The board voted to seek bids on the historic building that was closed in 2008 after then-superintendent Mark Roosevelt said it would take $76.2 million to renovate, including addressing an asbestos problem. It was built in 1916.
Voting in favor were Theresa Colaizzi, Jean Fink, Bill Isler, Floyd McCrea and Sherry Hazuda. Opposed were Mark Brentley Sr., Regina Holley, Sharene Shealey and Thomas Sumpter.
Mr. Brentley questioned the conditions under which Schenley was closed in the first place, saying scare tactics over the asbestos issue were used. He called for an investigation.
Ms. Holley said she thinks the building -- particularly the gym and swimming pool -- could be used by students at Pittsburgh Milliones 6-12 in the Hill District and Pittsburgh Obama 6-12 in East Liberty.
Ms. Colaizzi said the building was unsafe and is costing the district money. "We can't hold onto this building forever. We can't financially afford it," she said.
The board last fall rejected a $2 million bid from PMC Property Group of Philadelphia, which planned to spend $35 million transforming it into apartments.
The district had sought a minimum bid of $4 million, which it will seek again.
The board considered voting in the spring to put Schenley back in the market, but delayed the decision.
Over the summer, a study facilitated by Pfaffmann + Associates and funded through Pittsburgh Councilman Bill Peduto's office, examined possible adaptive reuses of the building and received community input.
The report notes it did not take an advocacy position on whether the district should keep the building, noting some want the school to resume.

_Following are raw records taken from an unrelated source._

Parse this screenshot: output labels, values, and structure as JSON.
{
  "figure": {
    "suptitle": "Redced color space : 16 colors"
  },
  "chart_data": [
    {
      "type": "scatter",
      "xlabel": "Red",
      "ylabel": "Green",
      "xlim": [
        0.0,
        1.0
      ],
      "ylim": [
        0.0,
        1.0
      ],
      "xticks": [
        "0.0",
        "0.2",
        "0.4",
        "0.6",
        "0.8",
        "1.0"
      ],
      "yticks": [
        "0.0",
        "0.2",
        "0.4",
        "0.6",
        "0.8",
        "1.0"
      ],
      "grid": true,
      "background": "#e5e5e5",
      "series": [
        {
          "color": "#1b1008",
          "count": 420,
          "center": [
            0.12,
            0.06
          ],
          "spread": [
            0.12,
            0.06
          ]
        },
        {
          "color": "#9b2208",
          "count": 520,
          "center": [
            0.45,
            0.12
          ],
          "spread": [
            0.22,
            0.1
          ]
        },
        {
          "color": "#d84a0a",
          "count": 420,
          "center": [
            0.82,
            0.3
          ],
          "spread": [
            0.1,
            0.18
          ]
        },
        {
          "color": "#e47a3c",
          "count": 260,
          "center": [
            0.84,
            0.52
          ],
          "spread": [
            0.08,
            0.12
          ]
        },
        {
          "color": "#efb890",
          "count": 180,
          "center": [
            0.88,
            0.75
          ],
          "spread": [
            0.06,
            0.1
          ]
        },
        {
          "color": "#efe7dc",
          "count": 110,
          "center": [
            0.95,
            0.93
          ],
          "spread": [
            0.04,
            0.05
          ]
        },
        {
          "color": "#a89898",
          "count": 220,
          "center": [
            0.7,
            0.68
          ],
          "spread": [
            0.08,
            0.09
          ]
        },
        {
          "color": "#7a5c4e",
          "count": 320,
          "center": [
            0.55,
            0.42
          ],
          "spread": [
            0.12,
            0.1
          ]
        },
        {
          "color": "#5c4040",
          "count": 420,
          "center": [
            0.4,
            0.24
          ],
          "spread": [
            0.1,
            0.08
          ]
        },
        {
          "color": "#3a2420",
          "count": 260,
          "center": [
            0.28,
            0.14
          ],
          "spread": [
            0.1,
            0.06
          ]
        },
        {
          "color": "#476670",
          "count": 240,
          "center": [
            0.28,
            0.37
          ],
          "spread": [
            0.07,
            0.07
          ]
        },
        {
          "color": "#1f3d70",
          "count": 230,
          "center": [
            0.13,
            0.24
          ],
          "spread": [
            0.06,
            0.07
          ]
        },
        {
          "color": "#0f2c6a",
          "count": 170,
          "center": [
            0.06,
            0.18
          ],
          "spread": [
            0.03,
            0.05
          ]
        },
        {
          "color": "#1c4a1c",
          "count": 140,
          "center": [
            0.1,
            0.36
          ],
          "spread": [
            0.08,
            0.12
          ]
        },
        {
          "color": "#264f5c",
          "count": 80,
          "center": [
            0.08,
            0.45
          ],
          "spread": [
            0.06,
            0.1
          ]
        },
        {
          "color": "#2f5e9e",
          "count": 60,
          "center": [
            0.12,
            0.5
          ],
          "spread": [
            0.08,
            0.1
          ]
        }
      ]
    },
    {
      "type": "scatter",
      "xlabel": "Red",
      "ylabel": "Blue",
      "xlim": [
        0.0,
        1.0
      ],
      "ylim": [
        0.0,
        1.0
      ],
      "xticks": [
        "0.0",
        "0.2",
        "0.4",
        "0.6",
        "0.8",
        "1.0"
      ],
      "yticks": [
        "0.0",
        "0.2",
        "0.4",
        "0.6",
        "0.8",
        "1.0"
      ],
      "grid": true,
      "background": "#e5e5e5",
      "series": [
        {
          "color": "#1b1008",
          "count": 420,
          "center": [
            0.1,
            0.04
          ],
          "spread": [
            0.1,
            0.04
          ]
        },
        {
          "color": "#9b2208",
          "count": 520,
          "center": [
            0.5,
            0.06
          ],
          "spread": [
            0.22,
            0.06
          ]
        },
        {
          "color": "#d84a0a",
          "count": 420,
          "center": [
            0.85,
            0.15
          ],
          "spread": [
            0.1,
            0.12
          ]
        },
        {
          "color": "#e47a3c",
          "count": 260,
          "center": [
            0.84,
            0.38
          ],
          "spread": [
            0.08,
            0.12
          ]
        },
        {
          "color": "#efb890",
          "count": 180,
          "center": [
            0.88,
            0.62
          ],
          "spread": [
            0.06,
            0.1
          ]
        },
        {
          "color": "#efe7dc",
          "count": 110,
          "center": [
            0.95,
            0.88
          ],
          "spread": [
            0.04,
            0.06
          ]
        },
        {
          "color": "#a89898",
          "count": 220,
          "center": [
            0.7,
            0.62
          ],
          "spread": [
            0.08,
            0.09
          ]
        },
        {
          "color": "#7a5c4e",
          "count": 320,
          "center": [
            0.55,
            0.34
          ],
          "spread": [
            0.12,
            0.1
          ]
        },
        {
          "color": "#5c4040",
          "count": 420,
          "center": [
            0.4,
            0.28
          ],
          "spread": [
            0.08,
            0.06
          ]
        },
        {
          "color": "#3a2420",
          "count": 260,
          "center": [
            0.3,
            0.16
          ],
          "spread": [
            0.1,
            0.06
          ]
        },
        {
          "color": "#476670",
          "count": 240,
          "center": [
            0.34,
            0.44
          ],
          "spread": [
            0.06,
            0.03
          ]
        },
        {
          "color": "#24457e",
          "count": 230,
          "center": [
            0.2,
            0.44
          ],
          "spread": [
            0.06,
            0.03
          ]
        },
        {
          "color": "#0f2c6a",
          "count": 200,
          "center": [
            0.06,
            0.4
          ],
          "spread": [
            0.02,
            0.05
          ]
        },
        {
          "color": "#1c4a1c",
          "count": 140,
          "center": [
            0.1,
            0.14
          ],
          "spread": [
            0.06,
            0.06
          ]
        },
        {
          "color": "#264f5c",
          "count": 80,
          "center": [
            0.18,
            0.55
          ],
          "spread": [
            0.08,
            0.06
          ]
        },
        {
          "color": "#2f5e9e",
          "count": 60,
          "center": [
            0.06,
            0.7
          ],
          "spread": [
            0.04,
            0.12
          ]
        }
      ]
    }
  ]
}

In an interview, Rob Pfaffmann, an architect and community planner who facilitated the process, said the general consensus was that there is an "opportunity to do something very innovative here. It's a really great building. It's got great bones. It's structurally sound. Yes, it's got asbestos. The asbestos issues are important, but they are not insurmountable."

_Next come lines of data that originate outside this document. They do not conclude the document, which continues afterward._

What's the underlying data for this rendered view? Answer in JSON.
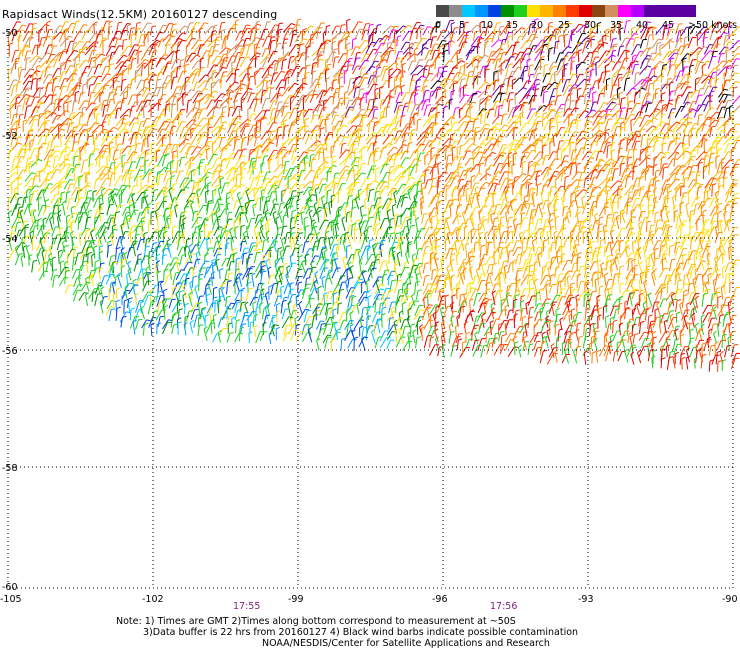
{
  "title": "Rapidsact Winds(12.5KM) 20160127 descending",
  "colorbar": {
    "colors": [
      "#4a4a4a",
      "#8c8c8c",
      "#00c8ff",
      "#0096ff",
      "#0040e0",
      "#009000",
      "#20d020",
      "#ffe000",
      "#ffb400",
      "#ff8000",
      "#ff3c00",
      "#e00000",
      "#8b4513",
      "#d09060",
      "#ff00ff",
      "#b400ff",
      "#5a00a0"
    ],
    "labels": [
      "0",
      "5",
      "10",
      "15",
      "20",
      "25",
      "30",
      "35",
      "40",
      "45",
      ">50 knots"
    ]
  },
  "map": {
    "lon_ticks": [
      "-105",
      "-102",
      "-99",
      "-96",
      "-93",
      "-90"
    ],
    "lat_ticks": [
      "-50",
      "-52",
      "-54",
      "-56",
      "-58",
      "-60"
    ],
    "times": [
      "17:55",
      "17:56"
    ]
  },
  "notes": [
    "Note: 1) Times are GMT 2)Times along bottom correspond to measurement at ~50S",
    "3)Data buffer is 22 hrs from 20160127 4) Black wind barbs indicate possible contamination",
    "NOAA/NESDIS/Center for Satellite Applications and Research"
  ]
}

He said a developer could tackle the asbestos issue more efficiently than the process school district must follow.
"The headline in many ways about this project is a lot of people got excited about seeing this building as mixed use," he said.
If certain requirements are met, the study notes the building might qualify for both federal and state income tax credits for historic building rehabilitation. To qualify, the building must retain certain "character-defining features," such as the triangular exterior shape, the wide corridors and the auditorium, the report states.
The study suggests one possibility would be to use the bottom floors for education, such as lifelong learning for adults or a thematic charter school.
The auditorium could potentially be a space for nonprofits.
The upper floors have room for 93 apartments.
The gym and pool could be used by residents, developed as a health club or demolished for more parking.